Majority of television content watched on tablets, smartphones happens at home, according to CRE study

The bulk of TV content watched on smartphones and tablets today is provided through Netflix and Hulu Plus — not networks or pay TV providers, according to a new study.

About 64% of TV shows viewed on smartphones and 54% on tablets were via Netflix, Hulu Plus or another online video-subscription service, according to a survey commissioned by the Council for Research Excellence, which is funded by Nielsen. By contrast, just 26% of TV programming on mobile devices was from a broadcast or cable net’s website or app.

The survey shows that networks have “the opportunity to promote their own content and capture that viewing instead of Netflix,” said Laura Cowan, research director of television station group LIN Media.

Meanwhile, cable and satellite providers’ apps accounted for 11% of TV shows on tablets and 10% on smartphones.

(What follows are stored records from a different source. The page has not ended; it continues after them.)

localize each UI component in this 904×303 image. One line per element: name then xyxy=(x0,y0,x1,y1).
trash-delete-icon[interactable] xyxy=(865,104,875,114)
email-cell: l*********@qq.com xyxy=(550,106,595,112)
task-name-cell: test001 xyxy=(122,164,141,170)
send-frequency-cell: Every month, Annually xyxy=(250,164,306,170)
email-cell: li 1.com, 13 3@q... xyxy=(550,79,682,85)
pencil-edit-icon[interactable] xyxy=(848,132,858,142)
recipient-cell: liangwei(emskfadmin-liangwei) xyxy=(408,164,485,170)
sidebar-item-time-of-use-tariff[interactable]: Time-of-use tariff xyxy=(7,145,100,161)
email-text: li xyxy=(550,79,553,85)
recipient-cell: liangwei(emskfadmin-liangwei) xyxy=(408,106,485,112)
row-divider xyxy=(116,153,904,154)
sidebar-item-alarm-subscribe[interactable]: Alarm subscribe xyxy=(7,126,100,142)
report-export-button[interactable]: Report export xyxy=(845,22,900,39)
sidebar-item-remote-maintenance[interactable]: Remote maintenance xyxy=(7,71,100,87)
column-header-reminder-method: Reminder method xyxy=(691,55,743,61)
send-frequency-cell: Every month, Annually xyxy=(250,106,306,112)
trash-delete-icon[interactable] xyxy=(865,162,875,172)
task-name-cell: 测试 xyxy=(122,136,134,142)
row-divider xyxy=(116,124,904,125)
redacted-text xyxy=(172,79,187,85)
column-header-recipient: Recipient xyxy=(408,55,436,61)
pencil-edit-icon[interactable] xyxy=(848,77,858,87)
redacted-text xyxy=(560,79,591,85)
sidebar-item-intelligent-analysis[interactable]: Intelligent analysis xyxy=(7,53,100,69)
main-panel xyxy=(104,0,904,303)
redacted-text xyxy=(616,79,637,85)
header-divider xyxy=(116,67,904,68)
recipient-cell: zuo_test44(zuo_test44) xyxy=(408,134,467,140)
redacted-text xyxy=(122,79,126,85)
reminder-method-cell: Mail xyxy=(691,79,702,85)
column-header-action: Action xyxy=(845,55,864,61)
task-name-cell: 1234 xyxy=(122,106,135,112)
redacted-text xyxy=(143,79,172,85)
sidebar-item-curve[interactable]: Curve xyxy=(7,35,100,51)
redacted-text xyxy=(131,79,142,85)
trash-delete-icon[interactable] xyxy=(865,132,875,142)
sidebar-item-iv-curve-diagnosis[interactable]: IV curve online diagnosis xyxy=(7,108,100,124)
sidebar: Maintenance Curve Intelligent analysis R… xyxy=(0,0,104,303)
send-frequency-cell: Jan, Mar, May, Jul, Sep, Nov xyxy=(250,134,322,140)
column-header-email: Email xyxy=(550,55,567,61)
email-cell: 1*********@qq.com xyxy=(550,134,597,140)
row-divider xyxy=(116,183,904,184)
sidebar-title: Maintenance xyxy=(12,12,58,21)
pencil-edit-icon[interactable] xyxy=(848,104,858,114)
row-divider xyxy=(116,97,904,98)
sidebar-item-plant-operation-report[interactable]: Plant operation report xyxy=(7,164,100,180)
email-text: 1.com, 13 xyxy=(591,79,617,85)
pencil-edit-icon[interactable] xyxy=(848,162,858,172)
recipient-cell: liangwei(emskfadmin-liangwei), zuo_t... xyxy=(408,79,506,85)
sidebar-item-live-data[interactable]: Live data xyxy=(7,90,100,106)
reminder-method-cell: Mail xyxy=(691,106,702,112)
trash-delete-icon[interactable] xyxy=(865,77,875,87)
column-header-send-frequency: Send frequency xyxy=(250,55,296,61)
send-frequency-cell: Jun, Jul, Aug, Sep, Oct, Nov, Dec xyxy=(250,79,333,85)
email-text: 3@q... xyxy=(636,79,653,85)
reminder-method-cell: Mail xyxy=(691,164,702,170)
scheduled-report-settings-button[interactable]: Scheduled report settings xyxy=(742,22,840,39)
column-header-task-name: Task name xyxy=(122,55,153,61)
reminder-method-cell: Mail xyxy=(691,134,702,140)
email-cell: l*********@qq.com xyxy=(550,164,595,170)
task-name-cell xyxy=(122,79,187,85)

TV nets are starting to offer more content on mobile devices, but under the prevailing “TV Everywhere” model live programming and most on-demand episodes are available only to customers of participating pay TV providers. ABC, for example, debuted a test version of its Watch ABC app with a broader rollout set for July.

Today, watching TV shows on mobile devices remains relatively small. Among all TV viewers, only 2% of all TV hours logged were on mobile devices. About 40.9 million Americans today watch video on mobile devices, according to Nielsen.

The study found that the majority of mobile video viewing — 82% of tablet-based viewing and 64% of smartphone viewing — occurs inside the home.

Convenience is the top reason consumers watch TV programming on mobile devices: 49% of participants cited “more convenient” as their top reason for viewing video on a mobile device; 13% said the ability to “watch multiple episodes” drove their viewing; and only 5% cited “fewer ads.”

The study surveyed 5,886 consumers online and included a quantitative phase exploring video-user demographics, as well as a qualitative phase exploring users’ motivations and behaviors via in-home interviews in three markets (Atlanta, Phoenix and Kansas City). The CRE commissioned the study from Boston-based market research firm Chadwick Martin Bailey.

Cowan said the CRE will compare results of the measurement used in the study to the various current industry methodologies  to develop a new set of best practices.

Members of CRE, created in 2005, include ABC, CBS, Comcast, Discovery, Google, Hulu, NBCUniversal, Time Warner Inc., Viacom, Walt Disney Co., GroupM, Omnicom and Starcom MediaVest Group.